Michaels’s fit cast a pall over the band, but there was still another song to do. After Kinison’s stand-up set and several more sketches — including one called “Barroom Drunk” — the ‘Mats went back out to play “Kiss Me on the Bus.” Perhaps a bit unnerved, the band botched the count-off and had to start the song twice. They quickly recovered, though, and played a gleeful, grooving version.

 

They were quite a sight too: during the break, Paul, Tommy, and Chris had all changed clothes with one another. “I was in the bathroom getting high,” said Bob. “I had no idea those three had switched clothes, I didn’t even know until I saw the playback.”

During the guitar solo, Michaels and the network censors held their collective breaths as Tommy sauntered toward Westerberg’s microphone. Grinning, he sarcastically whined, “Darn it!” The performance ended with Bob shouting, “Thank you!” and hurling his Les Paul behind his head — the guitar crashed in a heap of feedback. “Rock-and-roll doesn’t always make for great television,” said Westerberg. “But we were trying to do whatever possible to make sure that was a memorable evening.”

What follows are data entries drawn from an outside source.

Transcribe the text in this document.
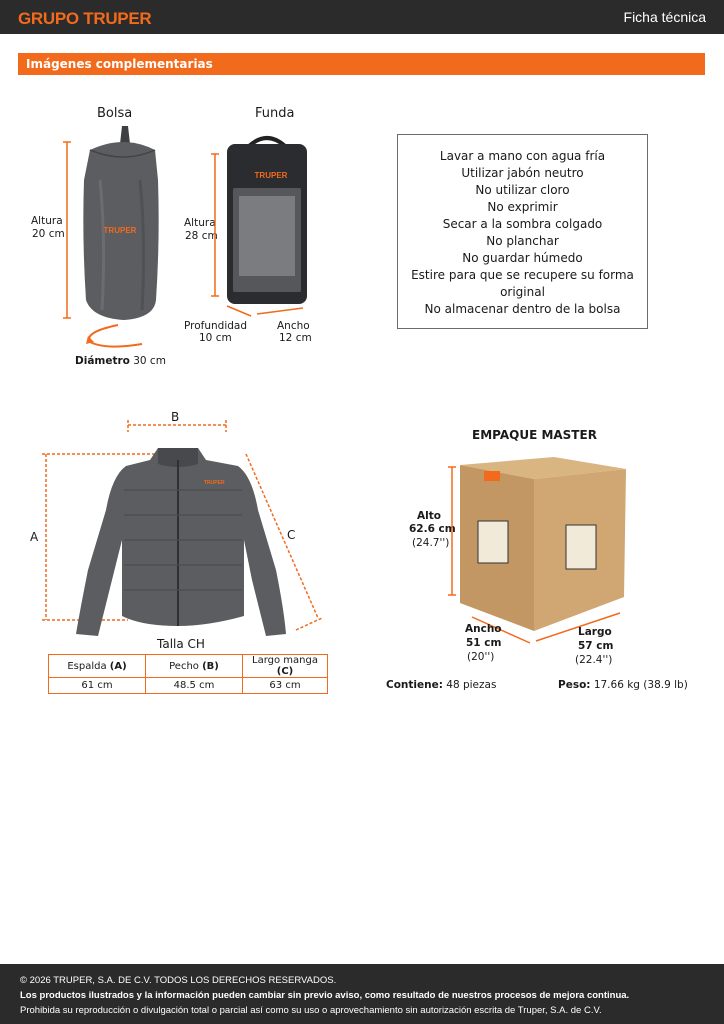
GRUPO TRUPER	Ficha técnica
Imágenes complementarias
Bolsa
Altura
20 cm	TRUPER
Diámetro 30 cm
Funda
Altura
28 cm
TRUPER
Profundidad
10 cm
Ancho
12 cm
Lavar a mano con agua fría
Utilizar jabón neutro
No utilizar cloro
No exprimir
Secar a la sombra colgado
No planchar
No guardar húmedo
Estire para que se recupere su forma
original
No almacenar dentro de la bolsa
B
A	C
TRUPER
Talla CH
Espalda (A)	Pecho (B)	Largo manga (C)
61 cm	48.5 cm	63 cm
EMPAQUE MASTER
Alto
62.6 cm
(24.7'')
Ancho
51 cm
(20'')
Largo
57 cm
(22.4'')
Contiene: 48 piezas	Peso: 17.66 kg (38.9 lb)
© 2026 TRUPER, S.A. DE C.V. TODOS LOS DERECHOS RESERVADOS.
Los productos ilustrados y la información pueden cambiar sin previo aviso, como resultado de nuestros procesos de mejora continua.
Prohibida su reproducción o divulgación total o parcial así como su uso o aprovechamiento sin autorización escrita de Truper, S.A. de C.V.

The ‘Mats returned to the stage for the end-of-show good-night. Aside from Bob, mugging behind cast member Joan Cusack, the rest of the band joked among themselves on the fringes, departing before the credits finished. Afterwards, band and entourage headed to the post-show wrap party at Café Luxembourg. When Michaels saw Rieger, he summoned him over to his table. “He proceeded to dress me down a second time in front of a bunch of people. I looked at him like, ‘Are you getting great pleasure out of this?’ But there was nothing I could do. All I could think about was him calling Mo Ostin.” Michaels may have been running hot, but the rest of the cast was decidedly cold. “We were ignored by everybody,” said Michael Hill. As Bob Stinson put it: “They put their noses up at us, and we spit up their nose hole.”

Later that night, Bob Stinson returned to the Berkshire Hotel and, in a chemical-fueled rage, proceeded to tear up his room, breaking a door, smashing a window, and shattering a pair of phones. He then got into a violent argument with his fiancée Carleen Krietler, who emerged the following day visibly battered. “She came out all bruised up,” recalled Tommy. “It was troubling how much they fought. It was really dark and fucked-up.”

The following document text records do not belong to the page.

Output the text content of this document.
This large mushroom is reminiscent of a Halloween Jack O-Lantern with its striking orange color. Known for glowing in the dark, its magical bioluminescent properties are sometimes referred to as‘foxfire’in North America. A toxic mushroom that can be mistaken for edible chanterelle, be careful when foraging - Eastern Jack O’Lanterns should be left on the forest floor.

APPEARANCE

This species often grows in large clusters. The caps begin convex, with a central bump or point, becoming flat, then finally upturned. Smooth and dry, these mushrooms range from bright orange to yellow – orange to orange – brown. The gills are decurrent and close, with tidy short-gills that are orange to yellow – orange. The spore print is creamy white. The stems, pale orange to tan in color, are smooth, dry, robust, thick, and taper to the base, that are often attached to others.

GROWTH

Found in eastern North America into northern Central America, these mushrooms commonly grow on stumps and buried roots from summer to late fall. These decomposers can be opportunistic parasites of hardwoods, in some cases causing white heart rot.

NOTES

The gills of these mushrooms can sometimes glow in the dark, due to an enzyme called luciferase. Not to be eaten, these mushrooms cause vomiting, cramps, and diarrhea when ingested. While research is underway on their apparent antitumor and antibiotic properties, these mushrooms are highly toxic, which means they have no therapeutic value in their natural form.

Westerberg had been shielded from Bob’s previous assault incident and the extent of his mental and emotional troubles. But now everyone — including the label — was becoming aware just how deep his problems ran.

On Monday, when Michaels got the $1,100 bill for the hotel damages, he hit the roof again. He was threatening to ban not just the ‘Mats but any Warner Bros. act from appearing on SNL. In one night, the Replacements had managed to destroy a decade of cozy relations between the show and the label. “After that, we had to start over with half the executives at [Warner Bros.],” said Gary Hobbib.

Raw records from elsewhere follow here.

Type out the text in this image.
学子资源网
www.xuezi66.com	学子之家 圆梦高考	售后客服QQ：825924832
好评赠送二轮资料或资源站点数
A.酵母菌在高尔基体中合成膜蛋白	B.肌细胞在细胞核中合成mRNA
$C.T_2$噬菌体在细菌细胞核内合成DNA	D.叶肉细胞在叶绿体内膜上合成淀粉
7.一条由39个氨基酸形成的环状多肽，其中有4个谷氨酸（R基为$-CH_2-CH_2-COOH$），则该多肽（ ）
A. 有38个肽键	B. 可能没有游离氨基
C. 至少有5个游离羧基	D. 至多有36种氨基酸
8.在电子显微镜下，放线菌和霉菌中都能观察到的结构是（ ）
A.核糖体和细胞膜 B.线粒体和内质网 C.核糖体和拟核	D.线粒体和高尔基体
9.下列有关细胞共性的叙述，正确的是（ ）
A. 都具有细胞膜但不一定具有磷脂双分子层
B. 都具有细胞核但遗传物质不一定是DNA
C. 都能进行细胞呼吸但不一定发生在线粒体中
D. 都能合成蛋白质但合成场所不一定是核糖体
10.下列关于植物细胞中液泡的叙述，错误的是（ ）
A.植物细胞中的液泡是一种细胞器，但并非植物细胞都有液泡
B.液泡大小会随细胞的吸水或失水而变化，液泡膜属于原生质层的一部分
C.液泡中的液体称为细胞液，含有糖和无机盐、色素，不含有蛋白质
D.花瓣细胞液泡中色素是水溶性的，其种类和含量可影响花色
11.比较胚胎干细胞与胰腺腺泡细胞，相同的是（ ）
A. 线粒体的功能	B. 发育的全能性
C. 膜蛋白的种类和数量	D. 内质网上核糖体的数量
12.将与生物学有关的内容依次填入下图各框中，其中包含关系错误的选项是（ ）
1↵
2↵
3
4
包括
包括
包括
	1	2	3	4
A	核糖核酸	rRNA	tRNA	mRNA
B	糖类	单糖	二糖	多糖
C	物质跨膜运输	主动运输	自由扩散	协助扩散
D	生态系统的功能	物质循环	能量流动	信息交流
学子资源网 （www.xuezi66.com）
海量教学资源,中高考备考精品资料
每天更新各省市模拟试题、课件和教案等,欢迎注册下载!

“I didn’t get it,” said Steven Baker. “I saw the performance and thought the Replacements were great.” Eventually, the hotel damages were paid for, the label issued apologies, and Michaels was soothed. “He was willing to let it go because of Mo,” said Baker.

A couple of weeks later, Baker was invited to dinner with Ostin and Michaels at the Ivy Restaurant in Los Angeles. SNL cast members Jon Lovitz and A. Whitney Brown joined them. When they found out about Baker’s role in the Replacements’ booking, the table began to tear into him. “They were being jerks,” said Baker. “I remember saying to them, ‘If John Belushi was on the show, he probably would’ve been up there playing with the Replacements.’ They had no sense of humor about it.”

A couple months later, NBC’s brass decided to cancel Saturday Night Live; only a last-minute reprieve gave Michaels another year to right the ship. SNL would soon return to ratings glory and cultural prominence.

The Replacements wouldn’t appear on American television for another three years.